Лиза уходит в чулан, затем снова появляется, на сей раз в одной комбинации.
– Другое вообще без пояса…
– Тем лучше. Надевайте его. Впрочем, если хотите знать мое мнение, вам лучше всего в таком вот наряде, как сейчас.
– Как вам не стыдно!
– Постойте-ка, – говорю я. – Поднимите руки и сложите их на затылке.
– Что еще за фокусы?
– Сложите, сложите, я вам объясню.
Она послушно принимает предложенную мною позу.
– Да, – киваю я. – Так действительно лучше всего. Так вы похожи на голых женщин, которых я видел в одной книге, когда был маленьким. Вы же знаете, детские воспоминания – вещь опасная…
– Тони, что это с вами? – спрашивает Лиза и, опустив руки, озадаченно глядит на меня, словно желая удостовериться, не болен ли я случайно.

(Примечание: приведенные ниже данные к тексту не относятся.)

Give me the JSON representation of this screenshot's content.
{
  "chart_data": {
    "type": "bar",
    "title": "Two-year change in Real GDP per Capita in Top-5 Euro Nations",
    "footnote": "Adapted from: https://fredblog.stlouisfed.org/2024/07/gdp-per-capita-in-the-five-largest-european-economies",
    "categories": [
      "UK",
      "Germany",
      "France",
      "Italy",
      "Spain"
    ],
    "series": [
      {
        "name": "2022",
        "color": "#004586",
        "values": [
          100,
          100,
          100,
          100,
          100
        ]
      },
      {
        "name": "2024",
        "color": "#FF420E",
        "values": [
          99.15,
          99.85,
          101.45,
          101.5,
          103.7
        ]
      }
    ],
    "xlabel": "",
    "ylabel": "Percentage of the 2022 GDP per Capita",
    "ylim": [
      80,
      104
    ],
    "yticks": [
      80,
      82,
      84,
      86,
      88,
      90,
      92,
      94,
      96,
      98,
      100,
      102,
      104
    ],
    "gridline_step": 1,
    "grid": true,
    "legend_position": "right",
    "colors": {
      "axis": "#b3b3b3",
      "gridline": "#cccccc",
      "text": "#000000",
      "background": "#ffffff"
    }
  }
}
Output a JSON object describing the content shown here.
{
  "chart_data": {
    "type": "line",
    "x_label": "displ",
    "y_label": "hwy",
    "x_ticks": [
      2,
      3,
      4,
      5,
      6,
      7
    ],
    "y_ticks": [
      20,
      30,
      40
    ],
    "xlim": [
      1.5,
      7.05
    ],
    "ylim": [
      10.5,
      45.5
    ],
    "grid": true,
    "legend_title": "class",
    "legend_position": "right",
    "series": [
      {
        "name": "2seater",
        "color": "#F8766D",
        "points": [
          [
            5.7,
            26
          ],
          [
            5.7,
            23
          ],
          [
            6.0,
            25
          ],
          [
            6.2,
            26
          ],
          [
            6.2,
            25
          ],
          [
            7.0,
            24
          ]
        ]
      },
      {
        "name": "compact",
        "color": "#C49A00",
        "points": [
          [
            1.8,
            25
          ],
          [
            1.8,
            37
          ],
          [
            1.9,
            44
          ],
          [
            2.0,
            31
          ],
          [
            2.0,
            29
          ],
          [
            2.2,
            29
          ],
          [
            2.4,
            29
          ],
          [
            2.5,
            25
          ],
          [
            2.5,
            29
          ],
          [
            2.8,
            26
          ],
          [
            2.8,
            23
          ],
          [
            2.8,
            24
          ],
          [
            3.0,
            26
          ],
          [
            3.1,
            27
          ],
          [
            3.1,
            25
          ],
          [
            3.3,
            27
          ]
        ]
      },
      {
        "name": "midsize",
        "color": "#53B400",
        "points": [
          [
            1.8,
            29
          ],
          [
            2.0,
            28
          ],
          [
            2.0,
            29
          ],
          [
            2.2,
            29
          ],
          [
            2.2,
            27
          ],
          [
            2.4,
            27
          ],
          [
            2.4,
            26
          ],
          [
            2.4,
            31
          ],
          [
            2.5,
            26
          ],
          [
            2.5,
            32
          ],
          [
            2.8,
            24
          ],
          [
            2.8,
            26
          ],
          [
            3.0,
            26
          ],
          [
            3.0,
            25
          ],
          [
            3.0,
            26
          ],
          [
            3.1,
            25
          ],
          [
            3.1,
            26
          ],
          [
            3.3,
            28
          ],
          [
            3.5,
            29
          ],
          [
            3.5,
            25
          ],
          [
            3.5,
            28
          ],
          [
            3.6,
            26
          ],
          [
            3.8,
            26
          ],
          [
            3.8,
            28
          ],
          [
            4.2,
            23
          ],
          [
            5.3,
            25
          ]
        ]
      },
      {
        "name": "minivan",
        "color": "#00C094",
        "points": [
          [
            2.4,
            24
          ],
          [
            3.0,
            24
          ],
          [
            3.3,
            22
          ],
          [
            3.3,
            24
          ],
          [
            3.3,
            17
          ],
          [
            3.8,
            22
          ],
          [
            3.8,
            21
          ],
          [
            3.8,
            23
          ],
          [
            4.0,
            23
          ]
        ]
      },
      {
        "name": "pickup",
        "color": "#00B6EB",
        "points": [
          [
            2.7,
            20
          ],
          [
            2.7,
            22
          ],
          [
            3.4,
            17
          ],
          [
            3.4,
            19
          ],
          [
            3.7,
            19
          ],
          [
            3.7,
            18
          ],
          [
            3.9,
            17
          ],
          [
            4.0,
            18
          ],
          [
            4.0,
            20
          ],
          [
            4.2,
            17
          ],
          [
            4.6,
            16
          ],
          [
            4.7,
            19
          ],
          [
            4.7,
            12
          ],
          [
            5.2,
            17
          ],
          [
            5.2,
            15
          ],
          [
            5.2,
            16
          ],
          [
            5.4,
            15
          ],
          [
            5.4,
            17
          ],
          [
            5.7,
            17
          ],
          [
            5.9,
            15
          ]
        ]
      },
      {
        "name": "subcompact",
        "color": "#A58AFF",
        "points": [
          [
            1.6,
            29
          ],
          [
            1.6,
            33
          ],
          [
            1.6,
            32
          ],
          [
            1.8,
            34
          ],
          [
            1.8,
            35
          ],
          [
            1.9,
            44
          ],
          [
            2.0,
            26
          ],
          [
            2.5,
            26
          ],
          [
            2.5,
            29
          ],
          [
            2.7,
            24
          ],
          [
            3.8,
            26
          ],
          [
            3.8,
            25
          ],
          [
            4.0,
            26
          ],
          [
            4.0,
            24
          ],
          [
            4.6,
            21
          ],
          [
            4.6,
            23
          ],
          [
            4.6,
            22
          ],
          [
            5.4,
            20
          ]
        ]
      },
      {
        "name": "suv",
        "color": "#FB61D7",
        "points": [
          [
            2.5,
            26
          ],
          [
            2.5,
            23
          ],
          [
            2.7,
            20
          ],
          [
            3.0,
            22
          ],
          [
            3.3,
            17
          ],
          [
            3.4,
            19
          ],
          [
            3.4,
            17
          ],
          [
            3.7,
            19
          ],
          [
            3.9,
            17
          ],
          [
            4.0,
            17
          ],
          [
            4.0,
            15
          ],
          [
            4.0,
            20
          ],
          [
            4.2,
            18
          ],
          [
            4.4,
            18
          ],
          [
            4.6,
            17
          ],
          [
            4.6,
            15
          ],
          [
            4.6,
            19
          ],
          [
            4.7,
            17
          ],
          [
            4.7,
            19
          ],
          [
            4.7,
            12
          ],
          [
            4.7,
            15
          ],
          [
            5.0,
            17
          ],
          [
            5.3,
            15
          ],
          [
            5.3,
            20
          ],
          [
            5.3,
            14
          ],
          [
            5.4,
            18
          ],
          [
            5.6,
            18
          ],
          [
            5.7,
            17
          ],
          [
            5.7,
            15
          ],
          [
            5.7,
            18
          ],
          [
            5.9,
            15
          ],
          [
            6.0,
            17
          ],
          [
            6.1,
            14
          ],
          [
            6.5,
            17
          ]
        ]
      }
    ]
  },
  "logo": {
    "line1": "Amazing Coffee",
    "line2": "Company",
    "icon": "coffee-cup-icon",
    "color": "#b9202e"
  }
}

– Нет-нет, я не болен, – говорю я. – Просто я пытаюсь оценить ваши сильные и слабые стороны.
– Слабых сторон у меня нет, – тихо говорит Лиза. – Ищите слабые стороны у ваших любимиц.
– Но вы же сами сказали, что Беба похожа на вас, – напоминаю я.
– Ее Бебой зовут? Я не ее имею в виду, а ту, что на фотографии.
– На какой фотографии?
– А на той, что валяется вон там, среди газет.
Бедная Бистра. Если бы она знала, что ее фотокарточка валяется в куче старых газет.
– Она вам не нравится? – спрашиваю я. – Конечно, она не похожа на ту кошку из журнала, но все-таки…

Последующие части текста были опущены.